We've also budgeted our children's educational expenses for the next 20 years. Any excess money left over in their 529 plans will be transferred to a new generation.

The most reoccurring “luxury” expenditure I have is buying new tennis shoes every 8-12 months. But, even the most expensive tennis shoes will only cost $160. Then I like to buy new rackets every three years, which now cost about $300 each strung. My softball glove and bat last forever.
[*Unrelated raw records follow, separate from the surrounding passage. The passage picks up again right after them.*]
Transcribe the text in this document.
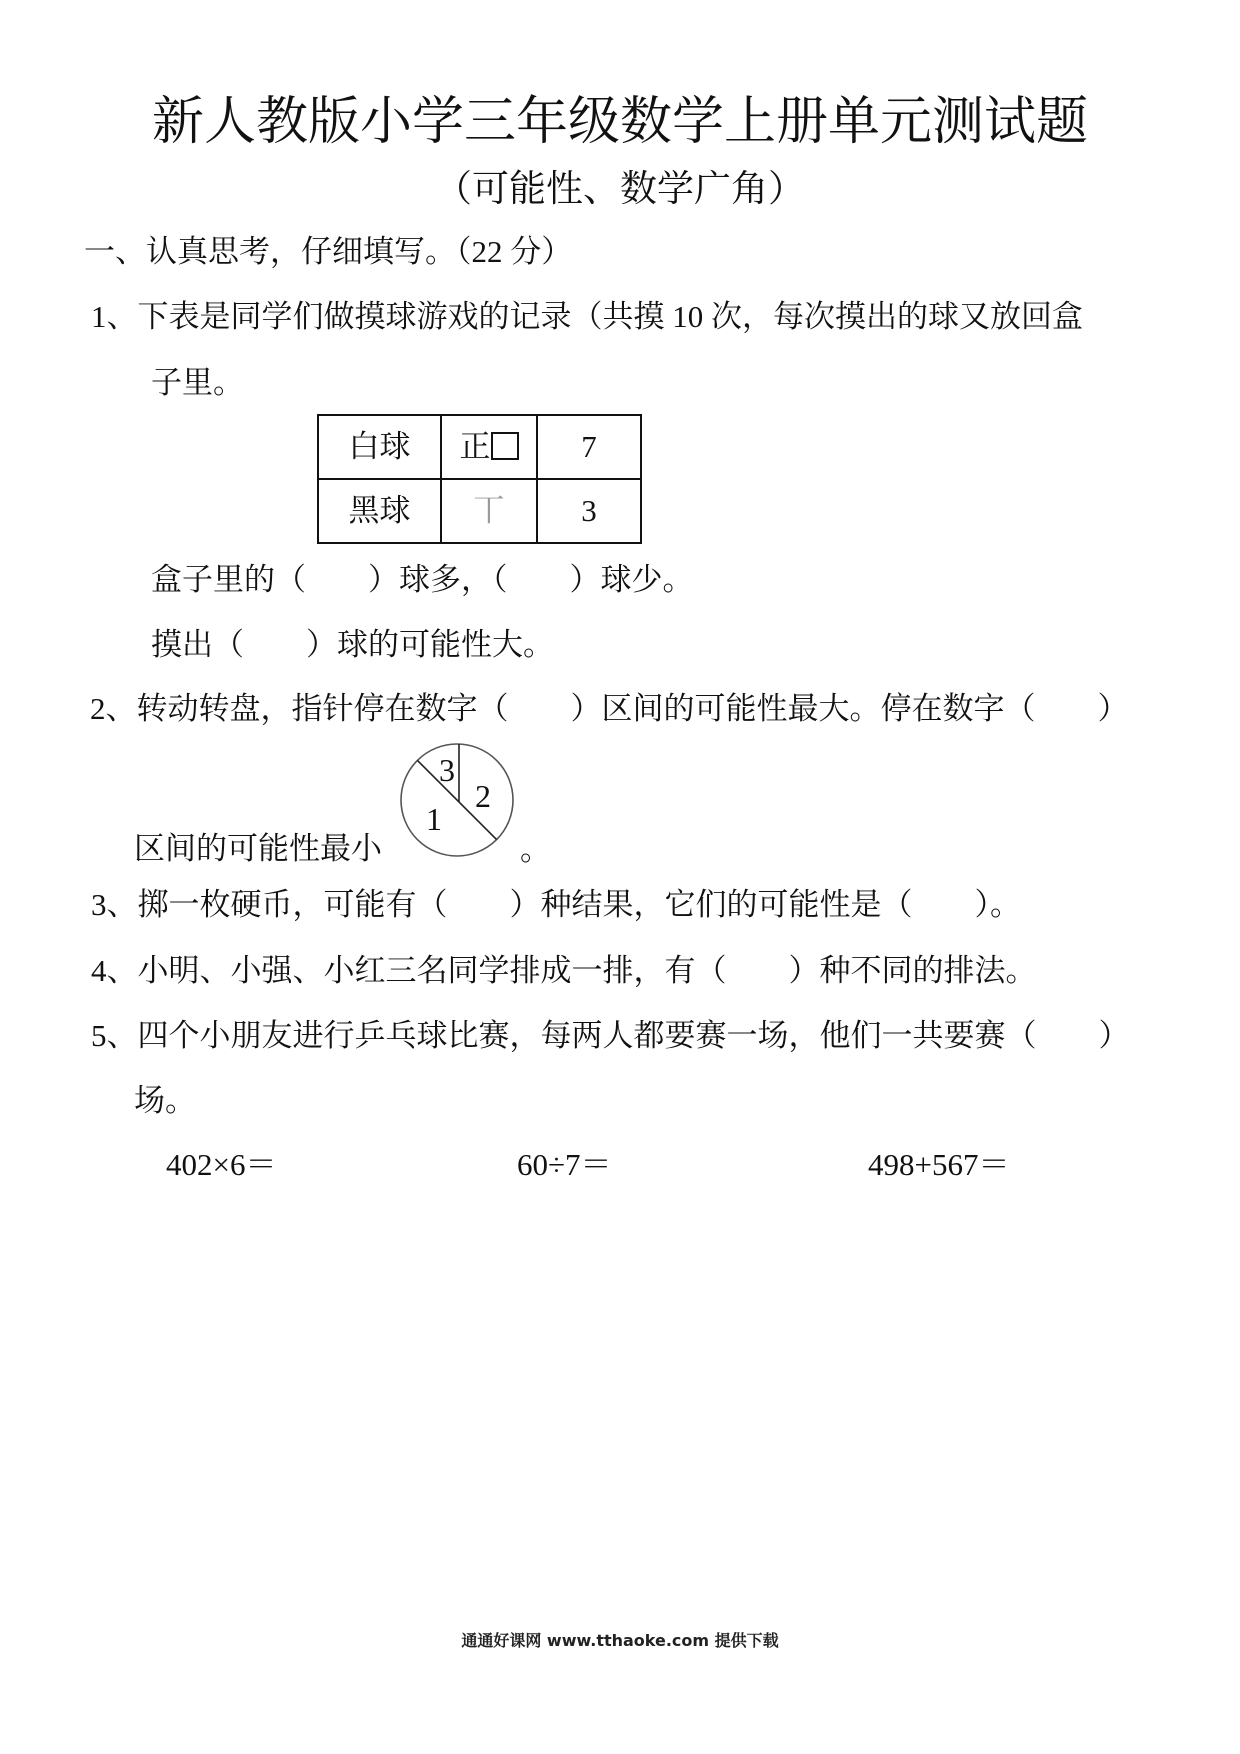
新人教版小学三年级数学上册单元测试题
（可能性、数学广角）
一、认真思考，仔细填写。（22 分）
1、下表是同学们做摸球游戏的记录（共摸 10 次，每次摸出的球又放回盒
子里。
白球	正	7
黑球	丅	3
盒子里的（　　）球多，（　　）球少。
摸出（　　）球的可能性大。
2、转动转盘，指针停在数字（　　）区间的可能性最大。停在数字（　　）
区间的可能性最小
3
2
1
。
3、掷一枚硬币，可能有（　　）种结果，它们的可能性是（　　）。
4、小明、小强、小红三名同学排成一排，有（　　）种不同的排法。
5、四个小朋友进行乒乓球比赛，每两人都要赛一场，他们一共要赛（　　）
场。
402×6＝	60÷7＝	498+567＝
通通好课网 www.tthaoke.com 提供下载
Except for flying first-class and spending obscene amounts on family vacations, there aren't any other possible big expenditures on our wish list. Do I really want to spend $120,000 to fly private to Honolulu from San Francisco and rent a beachfront property for $150,000+ a month? Not really.

Spending Too Much While The Kids Are At Home Is Dangerous

Here's another point worth mentioning about decumulation. You might not want to spend too much money on a house, transportation, and food when you're raising kids.

It's important to practice what you preach and if they see you spending so much money, they might develop bad money habits before accumulating their own fortune.

Therefore, consider spending more money before having kids. Once your kids are three years old, then you can cut down on your spend ways. Setting our kids up with good personal finance habits will help reduce parental anxiety and set themselves up for a better life.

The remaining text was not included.